The extension sends a small, fixed set of first-party events so we can tell whether installs actually work: activation, consent accepted or declined, whether the settings patch succeeded, the sign-in steps, the first render on each surface, and a few coarse error codes. The list is closed and has no free-form field, so a file path or a snippet of code can't slip through even by accident. The events go only to spinixads.com, never to a third-party analytics service, and they obey VS Code's telemetry setting: turn telemetry off in VS Code and Spinix sends none of it. The companion command-line scripts send nothing at all.

Commands

Command What it does
Spinix: Sign in Browser handoff to link this device to your account
Spinix: Show status Your status, with a shortcut to your dashboard
Spinix: Enable / Disable Turn the spinner line on or off
Spinix: Restore Claude Code Remove Spinix's keys and notify hooks from ~/.claude/settings.json
Spinix: Sign out Revoke this device's token, on the server too

FAQ

Does it slow my terminal down? No. The statusline script makes no network calls; it reads one cached JSON file and prints a line. Fetching offers and metering happen in a short-lived background process that runs a few times a minute.

Do minimized windows still collect offers? In VS Code, no. Focus is checked every second, and an unfocused window shows nothing and saves nothing. A terminal has no focus API, so there the rule is that Claude Code has to be open and rendering, and the daily caps bound the rest.
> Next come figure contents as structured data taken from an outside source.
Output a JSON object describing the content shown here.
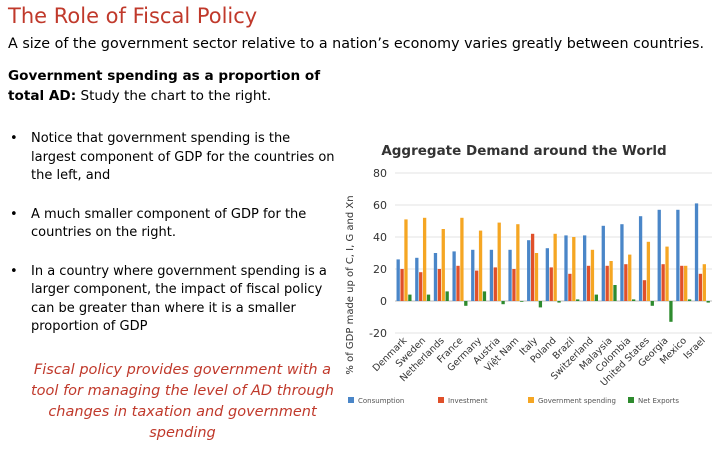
{
  "slide": {
    "title": "The Role of Fiscal Policy",
    "subtitle": "A size of the government sector relative to a nation’s economy varies greatly between countries.",
    "intro_bold": "Government spending as a proportion of total AD:",
    "intro_text": " Study the chart to the right.",
    "bullets": [
      "Notice that government spending is the largest component of GDP for the countries on the left, and",
      "A much smaller component of GDP for the countries on the right.",
      "In a country where government spending is a larger component, the impact of fiscal policy can be greater than where it is a smaller proportion of GDP"
    ],
    "callout": "Fiscal policy provides government with a tool for managing the level of AD through changes in taxation and government spending"
  },
  "chart_data": {
    "type": "bar",
    "title": "Aggregate Demand around the World",
    "ylabel": "% of GDP made up of C, I, G and Xn",
    "ylim": [
      -20,
      80
    ],
    "yticks": [
      -20,
      0,
      20,
      40,
      60,
      80
    ],
    "legend_position": "bottom",
    "categories": [
      "Denmark",
      "Sweden",
      "Netherlands",
      "France",
      "Germany",
      "Austria",
      "Việt Nam",
      "Italy",
      "Poland",
      "Brazil",
      "Switzerland",
      "Malaysia",
      "Colombia",
      "United States",
      "Georgia",
      "Mexico",
      "Israel"
    ],
    "series": [
      {
        "name": "Consumption",
        "color": "#4a86c8",
        "values": [
          26,
          27,
          30,
          31,
          32,
          32,
          32,
          38,
          33,
          41,
          41,
          47,
          48,
          53,
          57,
          57,
          61
        ]
      },
      {
        "name": "Investment",
        "color": "#e0502a",
        "values": [
          20,
          18,
          20,
          22,
          19,
          21,
          20,
          42,
          21,
          17,
          22,
          22,
          23,
          13,
          23,
          22,
          17
        ]
      },
      {
        "name": "Government spending",
        "color": "#f5a623",
        "values": [
          51,
          52,
          45,
          52,
          44,
          49,
          48,
          30,
          42,
          40,
          32,
          25,
          29,
          37,
          34,
          22,
          23
        ]
      },
      {
        "name": "Net Exports",
        "color": "#2e8b2e",
        "values": [
          4,
          4,
          6,
          -3,
          6,
          -2,
          0,
          -4,
          -1,
          1,
          4,
          10,
          1,
          -3,
          -13,
          1,
          -1
        ]
      }
    ]
  }
}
Can I be in the ring without carrying other people's products? No, and that's the point. The ring works because everyone running it carries everyone else. Stop showing the ring and your own products pause too.

What happens if I uninstall? Run Spinix: Restore Claude Code first. It removes the statusLine, spinnerVerbs, and notify hook keys, and your backup sits in ~/.spinix/claude-settings.backup.json. Deactivating also clears the cached line, so nothing stale lingers.

Is this affiliated with Anthropic, OpenAI, Microsoft, or GitHub? No. Spinix is an independent project and isn't endorsed by any of them.